Рябов каждое слово подчеркивал жестом. С трибун его поведение смотрелось пантомимой, объединенной единым сюжетом.
Первый пас! Сколько крови стоил он Рябову! Пока объяснил ребятам, пока убедил тренерский совет в своей правоте, до которой тоже дошел не сразу. Как трудно ломать общепринятое! Казалось, еще из хоккея с мячом пришел в хоккей с шайбой этот пресловутый первый пас. Он словно ключ к игре. Во всяком случае, ключ к атаке.
Вот соперник потерял шайбу или защитник отобрал ее в борьбе. От того, как распорядится защитник добычей, зависит сохранение темпа, возможность стремительной и успешной атаки. Считалось нормальным, когда защитник обычным длинным пасом отправлял шайбу свободному игроку, который подхватывал ее на скорости и начинал атаку. За время этой передачи соперник обычно успевал перестроить свои атакующие порядки в защитные, и теперь приходилось ломать организованную оборону.
Рябов заставил своих играть с ходу, самих защитников, овладевших шайбой, начинать атаку. Ну во-первых, это просто нелегко. Во-вторых, как показал опыт, еще и опасно. Увлекшись атакой и потеряв шайбу, защитник сразу же ставил собственные ворота под угрозу. Да, немало горьких минут пережил Рябов, пока нашел оптимальный вариант начала атаки. И он оказался компромиссным. Неважно, каким будет первый пас – длинным или коротким. Важно совсем другое: не его формальная характеристика, а его функциональная необходимость. Первый пас может быть любым, лишь бы создавал максимальную возможность для стремительной контратаки. Пусть защитник откинет шайбу на полметра, лишь бы партнер вторым пасом пустил форварда в прорыв или перевел игру в наиболее слабо охраняемое место защитной зоны.
– Отдал шайбу – и вперед! – кричал Рябов, подстегивая защитников.– Вернулись! Вернулись! Кто в горку катиться не хочет, может отдохнуть на скамейке!
Его свисток врывался в гулкую музыку тренировки требовательно, каждый раз заставляя ее звучать по-новому.

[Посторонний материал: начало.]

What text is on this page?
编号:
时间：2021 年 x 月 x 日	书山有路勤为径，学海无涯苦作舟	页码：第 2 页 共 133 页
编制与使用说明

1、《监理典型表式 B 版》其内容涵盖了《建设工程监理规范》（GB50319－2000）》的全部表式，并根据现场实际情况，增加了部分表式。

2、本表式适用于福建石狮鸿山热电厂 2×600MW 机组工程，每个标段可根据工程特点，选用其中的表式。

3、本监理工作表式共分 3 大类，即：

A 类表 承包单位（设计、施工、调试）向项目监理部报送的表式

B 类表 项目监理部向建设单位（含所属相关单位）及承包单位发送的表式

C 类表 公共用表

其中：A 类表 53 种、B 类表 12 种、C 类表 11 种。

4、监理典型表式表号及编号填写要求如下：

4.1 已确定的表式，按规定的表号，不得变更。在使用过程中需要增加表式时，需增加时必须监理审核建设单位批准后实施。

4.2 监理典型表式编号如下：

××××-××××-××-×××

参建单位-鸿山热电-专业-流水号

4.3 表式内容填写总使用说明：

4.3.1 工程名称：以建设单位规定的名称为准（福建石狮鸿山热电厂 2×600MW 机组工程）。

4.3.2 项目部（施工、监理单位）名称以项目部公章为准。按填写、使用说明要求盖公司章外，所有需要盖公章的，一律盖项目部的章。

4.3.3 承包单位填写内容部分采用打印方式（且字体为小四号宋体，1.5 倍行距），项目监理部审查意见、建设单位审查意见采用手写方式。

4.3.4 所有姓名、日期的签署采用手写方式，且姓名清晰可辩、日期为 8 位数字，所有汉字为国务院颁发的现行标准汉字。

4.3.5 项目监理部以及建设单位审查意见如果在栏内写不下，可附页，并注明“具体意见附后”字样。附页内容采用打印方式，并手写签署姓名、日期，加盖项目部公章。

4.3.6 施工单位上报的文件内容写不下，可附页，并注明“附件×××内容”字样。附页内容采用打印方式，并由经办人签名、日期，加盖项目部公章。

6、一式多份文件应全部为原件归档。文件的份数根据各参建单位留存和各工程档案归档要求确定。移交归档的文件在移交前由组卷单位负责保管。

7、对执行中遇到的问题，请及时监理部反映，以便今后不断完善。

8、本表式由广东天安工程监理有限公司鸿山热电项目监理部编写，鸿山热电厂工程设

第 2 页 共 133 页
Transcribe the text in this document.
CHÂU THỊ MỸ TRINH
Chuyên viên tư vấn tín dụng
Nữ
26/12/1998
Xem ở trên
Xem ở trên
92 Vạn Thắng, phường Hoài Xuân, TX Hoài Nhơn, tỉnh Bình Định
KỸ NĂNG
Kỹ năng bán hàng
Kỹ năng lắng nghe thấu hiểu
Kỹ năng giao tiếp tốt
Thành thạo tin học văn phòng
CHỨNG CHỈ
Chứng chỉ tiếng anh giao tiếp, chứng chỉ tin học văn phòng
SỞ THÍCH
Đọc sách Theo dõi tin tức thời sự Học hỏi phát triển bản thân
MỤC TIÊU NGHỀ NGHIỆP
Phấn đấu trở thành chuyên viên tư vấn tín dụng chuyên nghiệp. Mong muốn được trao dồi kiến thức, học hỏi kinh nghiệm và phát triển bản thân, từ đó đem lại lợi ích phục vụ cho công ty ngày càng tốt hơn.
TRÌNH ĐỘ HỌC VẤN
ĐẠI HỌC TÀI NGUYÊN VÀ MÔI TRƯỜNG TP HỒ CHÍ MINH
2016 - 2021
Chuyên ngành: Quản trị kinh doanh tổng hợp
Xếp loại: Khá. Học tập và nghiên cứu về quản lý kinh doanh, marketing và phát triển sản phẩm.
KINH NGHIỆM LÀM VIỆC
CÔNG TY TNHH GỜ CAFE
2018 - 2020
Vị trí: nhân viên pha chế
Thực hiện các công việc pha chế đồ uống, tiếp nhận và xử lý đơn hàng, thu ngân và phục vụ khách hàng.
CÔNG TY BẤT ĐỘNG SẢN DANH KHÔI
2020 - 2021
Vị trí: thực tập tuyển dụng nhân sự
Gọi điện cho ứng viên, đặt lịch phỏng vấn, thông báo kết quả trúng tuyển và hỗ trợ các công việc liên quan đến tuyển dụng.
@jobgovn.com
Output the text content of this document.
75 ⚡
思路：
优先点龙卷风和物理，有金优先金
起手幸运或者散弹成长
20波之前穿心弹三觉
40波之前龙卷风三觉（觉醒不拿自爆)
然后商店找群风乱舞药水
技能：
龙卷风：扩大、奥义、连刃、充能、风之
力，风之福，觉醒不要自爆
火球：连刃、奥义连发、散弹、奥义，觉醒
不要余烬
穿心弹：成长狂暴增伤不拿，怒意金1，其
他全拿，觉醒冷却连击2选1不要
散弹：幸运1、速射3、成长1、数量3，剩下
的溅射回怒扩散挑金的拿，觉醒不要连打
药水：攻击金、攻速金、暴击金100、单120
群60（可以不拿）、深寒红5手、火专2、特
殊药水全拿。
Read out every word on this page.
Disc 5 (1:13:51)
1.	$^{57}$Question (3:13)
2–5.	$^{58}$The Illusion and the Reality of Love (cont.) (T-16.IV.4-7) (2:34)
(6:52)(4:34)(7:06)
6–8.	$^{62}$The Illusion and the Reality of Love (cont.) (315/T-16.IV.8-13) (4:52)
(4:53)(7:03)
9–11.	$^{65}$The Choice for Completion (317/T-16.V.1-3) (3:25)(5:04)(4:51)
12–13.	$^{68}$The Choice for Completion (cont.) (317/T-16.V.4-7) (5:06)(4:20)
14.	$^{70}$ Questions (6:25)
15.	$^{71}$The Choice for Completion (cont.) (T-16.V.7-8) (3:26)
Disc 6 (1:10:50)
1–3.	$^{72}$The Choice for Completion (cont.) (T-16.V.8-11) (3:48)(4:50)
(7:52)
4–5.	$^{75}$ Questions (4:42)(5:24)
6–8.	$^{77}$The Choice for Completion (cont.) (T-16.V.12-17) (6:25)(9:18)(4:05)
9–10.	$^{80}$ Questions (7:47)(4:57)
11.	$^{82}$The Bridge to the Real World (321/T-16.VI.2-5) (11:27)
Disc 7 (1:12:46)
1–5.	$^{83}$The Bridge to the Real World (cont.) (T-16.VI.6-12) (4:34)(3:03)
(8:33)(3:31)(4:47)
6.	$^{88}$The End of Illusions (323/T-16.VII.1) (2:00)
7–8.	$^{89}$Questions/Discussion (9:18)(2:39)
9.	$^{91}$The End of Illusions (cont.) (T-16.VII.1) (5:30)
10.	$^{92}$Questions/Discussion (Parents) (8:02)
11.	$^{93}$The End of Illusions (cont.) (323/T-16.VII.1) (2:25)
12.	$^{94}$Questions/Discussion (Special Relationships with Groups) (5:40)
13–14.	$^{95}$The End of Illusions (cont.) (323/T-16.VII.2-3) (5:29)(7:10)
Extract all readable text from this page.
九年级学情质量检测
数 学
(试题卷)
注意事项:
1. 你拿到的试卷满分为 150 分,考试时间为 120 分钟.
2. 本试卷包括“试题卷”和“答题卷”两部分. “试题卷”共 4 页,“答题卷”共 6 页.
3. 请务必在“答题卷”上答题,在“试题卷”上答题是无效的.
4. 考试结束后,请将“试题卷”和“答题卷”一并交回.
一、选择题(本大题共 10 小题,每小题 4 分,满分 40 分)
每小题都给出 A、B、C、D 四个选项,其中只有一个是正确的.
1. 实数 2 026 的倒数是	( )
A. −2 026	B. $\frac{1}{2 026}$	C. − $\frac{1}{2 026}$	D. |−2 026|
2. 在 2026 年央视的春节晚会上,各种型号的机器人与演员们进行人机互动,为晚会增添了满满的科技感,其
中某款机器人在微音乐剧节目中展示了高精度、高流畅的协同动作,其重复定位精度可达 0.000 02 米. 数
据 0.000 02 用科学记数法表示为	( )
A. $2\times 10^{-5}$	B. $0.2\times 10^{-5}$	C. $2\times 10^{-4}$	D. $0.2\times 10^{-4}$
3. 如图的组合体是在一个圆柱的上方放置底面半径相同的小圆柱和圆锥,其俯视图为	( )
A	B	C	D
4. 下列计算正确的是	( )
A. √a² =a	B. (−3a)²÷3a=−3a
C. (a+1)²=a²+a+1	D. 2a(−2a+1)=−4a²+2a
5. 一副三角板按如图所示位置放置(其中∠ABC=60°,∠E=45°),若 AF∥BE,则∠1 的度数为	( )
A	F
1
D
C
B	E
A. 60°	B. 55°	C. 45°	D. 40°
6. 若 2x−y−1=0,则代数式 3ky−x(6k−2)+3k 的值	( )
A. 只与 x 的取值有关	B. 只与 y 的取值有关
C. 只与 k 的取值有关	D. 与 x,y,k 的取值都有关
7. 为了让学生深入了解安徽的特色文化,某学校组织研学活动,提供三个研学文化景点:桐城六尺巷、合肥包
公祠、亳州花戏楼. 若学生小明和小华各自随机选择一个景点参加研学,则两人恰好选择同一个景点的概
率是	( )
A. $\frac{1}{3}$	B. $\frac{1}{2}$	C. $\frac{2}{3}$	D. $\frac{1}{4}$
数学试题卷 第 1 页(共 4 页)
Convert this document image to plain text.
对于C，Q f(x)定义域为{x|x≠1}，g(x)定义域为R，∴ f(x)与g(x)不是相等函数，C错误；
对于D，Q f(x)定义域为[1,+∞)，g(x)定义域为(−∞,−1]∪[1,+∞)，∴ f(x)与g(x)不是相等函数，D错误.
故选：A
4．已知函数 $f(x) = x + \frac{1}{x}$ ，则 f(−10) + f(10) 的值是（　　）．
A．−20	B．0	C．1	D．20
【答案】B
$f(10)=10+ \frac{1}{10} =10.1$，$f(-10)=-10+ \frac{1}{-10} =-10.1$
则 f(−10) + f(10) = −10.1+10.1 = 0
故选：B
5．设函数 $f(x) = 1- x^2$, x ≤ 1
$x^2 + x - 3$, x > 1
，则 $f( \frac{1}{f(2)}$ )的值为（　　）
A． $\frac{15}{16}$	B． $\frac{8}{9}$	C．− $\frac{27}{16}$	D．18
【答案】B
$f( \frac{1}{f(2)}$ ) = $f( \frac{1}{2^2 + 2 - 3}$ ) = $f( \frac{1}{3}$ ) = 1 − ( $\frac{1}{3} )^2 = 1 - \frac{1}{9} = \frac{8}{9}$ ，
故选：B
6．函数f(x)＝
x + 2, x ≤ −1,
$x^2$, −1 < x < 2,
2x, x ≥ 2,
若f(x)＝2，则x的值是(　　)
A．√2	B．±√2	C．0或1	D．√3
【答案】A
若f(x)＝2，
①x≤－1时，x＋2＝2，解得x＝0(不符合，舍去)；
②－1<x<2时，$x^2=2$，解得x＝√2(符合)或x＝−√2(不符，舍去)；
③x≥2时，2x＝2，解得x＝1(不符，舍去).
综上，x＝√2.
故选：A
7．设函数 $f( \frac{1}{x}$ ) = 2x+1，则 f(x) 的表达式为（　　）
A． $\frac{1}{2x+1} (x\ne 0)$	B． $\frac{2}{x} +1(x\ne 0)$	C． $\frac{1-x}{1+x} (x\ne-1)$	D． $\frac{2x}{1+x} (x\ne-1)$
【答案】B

Рябов не заметил, как истекли почти два часа отданного им льда. Не заметил, что игроки шведской команды, которой предстояло тренироваться следом за ними, уже стояли одетые в дверях тесной кучкой и с любопытством смотрели на этих русских, работавших с усердием, делавшим честь новичкам. Взглянув на часы, он сунул свисток в рот и пустил долгую затухающую трель. Вместе с замирающим свистом опал шум тренировки; будто из оболочки звукового шара выпустили воздух. И наступила тишина. Как после трагического финала захватывающей пьесы. Однако тишина продолжалась недолго. Аплодисменты с журналистской трибуны прозвучали сдержанно, но искренне. Кто-кто, а Рябов сумел оценить их значение: тренировка произвела впечатление.
– Так-то! – пробормотал он, довольный и собой и ребятами.
Принялся, как квочка крыльями, махать руками, сгоняя парней со льда. Те укатывались неохотно, словно в запасе имелась уйма сил и все сделанное ими за эти два часа лишь подогрело страсть к работе.
Рябов не спешил покидать лед. Он подкатился к борту и поздоровался за руку с советскими журналистами: своими приятелями и теми, которых знал только в лицо.
– Как устроились? – спросил он участливо, как будто жилищные условия журналистов волновали его сейчас больше всего.
– Ничего, – ответил корреспондент «Правды».– Не «Хилтон», но жить можно.
Начали стягиваться с трибун иностранные журналисты, вслушиваясь в звуки непонятной русской речи.
Рябов ловил восхищенные взгляды и, как настоящая звезда экрана, умудрялся позировать фотографам, не глядя в камеру, делая вид, что не замечает объективов.
Он с трудом сдерживал ликование, довольный тренировкой, и по тому, как оживленно обменивались мнениями журналисты, покидая трибуну, видел, что сегодняшнюю задачу команда выполнила.